There’s a problem with today’s voice recognition systems: They’re just too slow. Anyone who has waited in frustration while Siri or Google’s Voice Search “thinks” about even the simplest commands knows what I’m talking about.
The problem isn’t voice recognition software per se, which is more accurate than ever. The problem is that voice recognition is still a challenging enough problem, computationally, that all the major consumer platforms that do it—whether built by Google, Apple or Microsoft with the new Xbox—must send a compressed recording of your voice to servers hundreds or thousands of miles away. There, computers more powerful than your phone or game console transform it into text or a command. It’s that round trip, especially on slower cellular connections, that make voice recognition on most devices so slow.
Update: To clarify, Google has had offline voice recognition since Android 4.1, but it’s still in the experimental phase and isn’t available to non-Google developers of apps. In addition, Scott Huffman, head of the Conversation Search group at Google recently told me that while Android can do some offline processing of voice commands, it’s much less accurate than what Google can accomplish when it sends your voice to the cloud.
Intel has a solution, says the company’s head of wearables Mike Bell in an exclusive interview with Quartz. Intel partnered with an unnamed third party to put that company’s voice recognition software on Intel mobile processors powerful enough to parse the human voice but small enough to fit in the device that’s listening, no round trip to the cloud required. (Update: That third party is almost certainly Nuance, which is busy licensing its voice recognition software to all comers.) The result is a prototype wireless headset called “Jarvis” that sits in the wearer’s ears and connects to his or her smartphone. (Perhaps coincidentally, Jarvis is also the name of the voice recognition and artificial intelligence software in the Iron Man franchise.) Jarvis can both listen to commands and respond in its own voice, acting as both a voice control and a personal assistant.
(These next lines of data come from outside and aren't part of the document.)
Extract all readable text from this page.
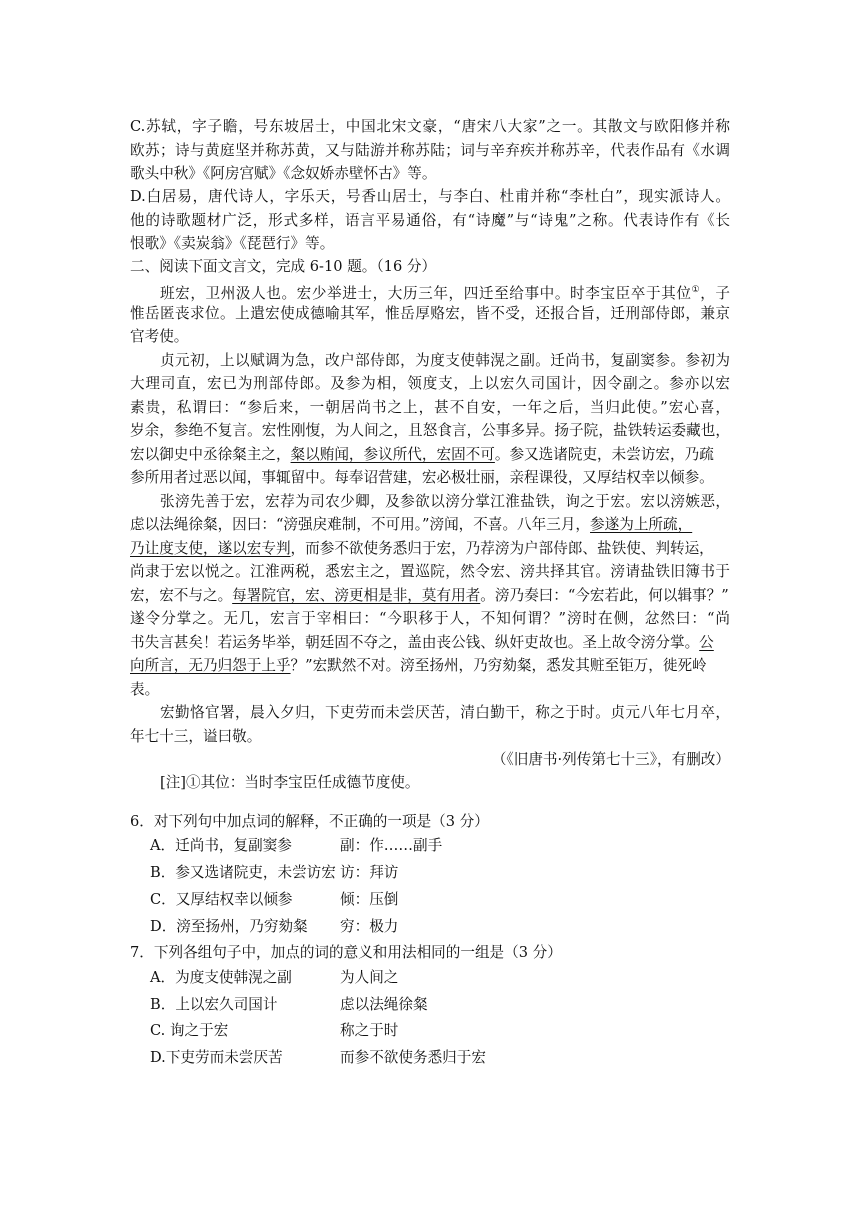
C.苏轼，字子瞻，号东坡居士，中国北宋文豪，“唐宋八大家”之一。其散文与欧阳修并称
欧苏；诗与黄庭坚并称苏黄，又与陆游并称苏陆；词与辛弃疾并称苏辛，代表作品有《水调
歌头中秋》《阿房宫赋》《念奴娇赤壁怀古》等。
D.白居易，唐代诗人，字乐天，号香山居士，与李白、杜甫并称“李杜白”，现实派诗人。
他的诗歌题材广泛，形式多样，语言平易通俗，有“诗魔”与“诗鬼”之称。代表诗作有《长
恨歌》《卖炭翁》《琵琶行》等。
二、阅读下面文言文，完成 6-10 题。（16 分）
班宏，卫州汲人也。宏少举进士，大历三年，四迁至给事中。时李宝臣卒于其位①，子
惟岳匿丧求位。上遣宏使成德喻其军，惟岳厚赂宏，皆不受，还报合旨，迁刑部侍郎，兼京
官考使。
贞元初，上以赋调为急，改户部侍郎，为度支使韩滉之副。迁尚书，复副窦参。参初为
大理司直，宏已为刑部侍郎。及参为相，领度支，上以宏久司国计，因令副之。参亦以宏
素贵，私谓曰：“参后来，一朝居尚书之上，甚不自安，一年之后，当归此使。”宏心喜，
岁余，参绝不复言。宏性刚愎，为人间之，且怒食言，公事多异。扬子院，盐铁转运委藏也，
宏以御史中丞徐粲主之，粲以贿闻，参议所代，宏固不可。参又选诸院吏，未尝访宏，乃疏
参所用者过恶以闻，事辄留中。每奉诏营建，宏必极壮丽，亲程课役，又厚结权幸以倾参。
张滂先善于宏，宏荐为司农少卿，及参欲以滂分掌江淮盐铁，询之于宏。宏以滂嫉恶，
虑以法绳徐粲，因曰：“滂强戾难制，不可用。”滂闻，不喜。八年三月，参遂为上所疏，
乃让度支使，遂以宏专判，而参不欲使务悉归于宏，乃荐滂为户部侍郎、盐铁使、判转运，
尚隶于宏以悦之。江淮两税，悉宏主之，置巡院，然令宏、滂共择其官。滂请盐铁旧簿书于
宏，宏不与之。每署院官，宏、滂更相是非，莫有用者。滂乃奏曰：“今宏若此，何以辑事？”
遂令分掌之。无几，宏言于宰相曰：“今职移于人，不知何谓？”滂时在侧，忿然曰：“尚
书失言甚矣！若运务毕举，朝廷固不夺之，盖由丧公钱、纵奸吏故也。圣上故令滂分掌。公
向所言，无乃归怨于上乎？”宏默然不对。滂至扬州，乃穷劾粲，悉发其赃至钜万，徙死岭
表。
宏勤恪官署，晨入夕归，下吏劳而未尝厌苦，清白勤干，称之于时。贞元八年七月卒，
年七十三，谥曰敬。
（《旧唐书·列传第七十三》，有删改）
[注]①其位：当时李宝臣任成德节度使。
6．对下列句中加点词的解释，不正确的一项是（3 分）
A．迁尚书，复副窦参	副：作……副手
B．参又选诸院吏，未尝访宏 访：拜访
C．又厚结权幸以倾参	倾：压倒
D．滂至扬州，乃穷劾粲 穷：极力
7．下列各组句子中，加点的词的意义和用法相同的一组是（3 分）
A．为度支使韩滉之副	为人间之
B．上以宏久司国计	虑以法绳徐粲
C. 询之于宏	称之于时
D.下吏劳而未尝厌苦	而参不欲使务悉归于宏
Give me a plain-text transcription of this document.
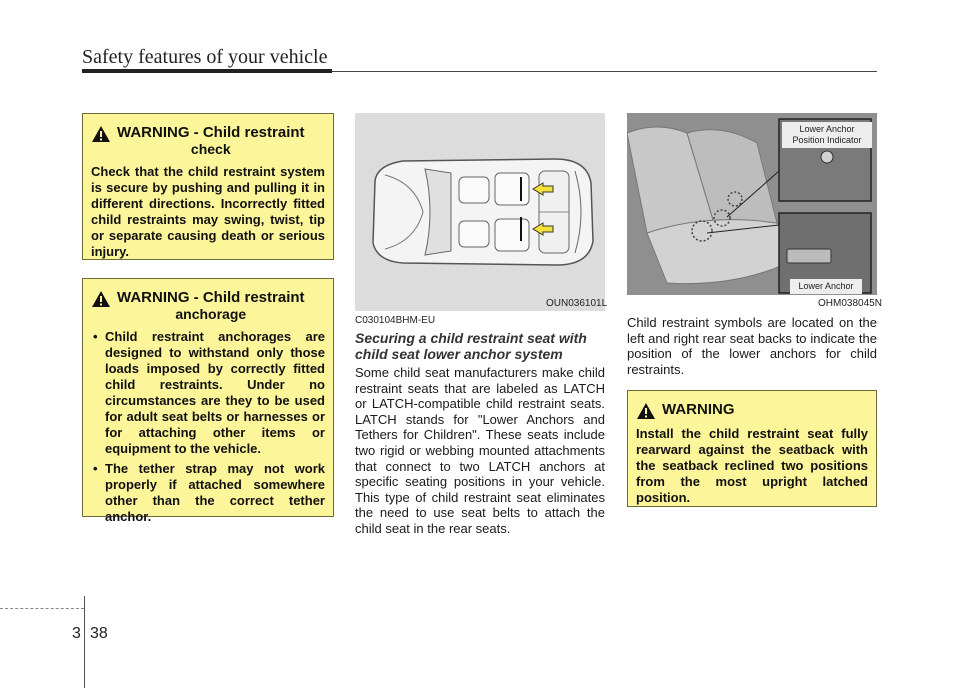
Safety features of your vehicle
WARNING - Child restraint
check
Check that the child restraint system is secure by pushing and pulling it in different directions. Incorrectly fitted child restraints may swing, twist, tip or separate causing death or serious injury.
WARNING - Child restraint
anchorage
• Child restraint anchorages are designed to withstand only those loads imposed by correctly fitted child restraints. Under no circumstances are they to be used for adult seat belts or harnesses or for attaching other items or equipment to the vehicle.
• The tether strap may not work properly if attached somewhere other than the correct tether anchor.
OUN036101L
Lower Anchor Position Indicator
Lower Anchor
OHM038045N
C030104BHM-EU
Securing a child restraint seat with child seat lower anchor system
Some child seat manufacturers make child restraint seats that are labeled as LATCH or LATCH-compatible child restraint seats. LATCH stands for "Lower Anchors and Tethers for Children". These seats include two rigid or webbing mounted attachments that connect to two LATCH anchors at specific seating positions in your vehicle. This type of child restraint seat eliminates the need to use seat belts to attach the child seat in the rear seats.
Child restraint symbols are located on the left and right rear seat backs to indicate the position of the lower anchors for child restraints.
WARNING
Install the child restraint seat fully rearward against the seatback with the seatback reclined two positions from the most upright latched position.
3 38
Not only is Intel’s voice recognition solution more responsive than those offered by its cloud-obsessed competitors, but it also leads to what Bell calls “graceful degradation,” which means that it works even when the phone it’s connected to is not online.
“How annoying is it when you’re in Yosemite and your personal assistant doesn’t work because you can’t get a wireless connection?” says Bell. “It’s fine if [voice recognition systems] can’t make a dinner reservation because the phone can’t get to the cloud,” he adds. “But why can’t it get me Google Maps on the phone or turn off the volume?”
Processing voice commands right on the device is one of those trivial but not so trivial innovations. As cloud and Internet of Things journalist Stacey Higginbotham has observed, people won’t want to wait three or more seconds when we command our automated house to “turn on the lights.” For true voice interaction with computers, the kind that involves clarifications and a genuine dialogue, our devices are going to have to respond to our voice just as quickly as a human would—or even faster.
Voice recognition performed right on a computer has been available on desktop computers for several years, but the processors in mobile phones and other mobile or wearable computers simply haven’t been powerful enough to accomplish the same feat until now. As it moves into mobile with products like the just-announced Edison PC-on-a-chip, Intel pitches its expertise in making powerful microchips for servers and PCs as a unique advantage for making the world’s most powerful mobile processors, which are typically much less capable than the ones that are Intel’s bread and butter.
Bell says that Intel is working on selling its voice recognition technology to unnamed mobile phones manufacturers, which could allow them to differentiate themselves from Apple and Google’s usual offerings—or the tech could go into phones by those companies.
The result could be voice-recognizing devices with which we can have an actual conversation. That could mean something as simple as telling our phones to “please email Mike,” followed by the phone asking which “Mike” we mean. It will also, inevitably, mean something like the artificially intelligent conversation systems pictured in Iron Man, transforming our computers into something like true personal assistants.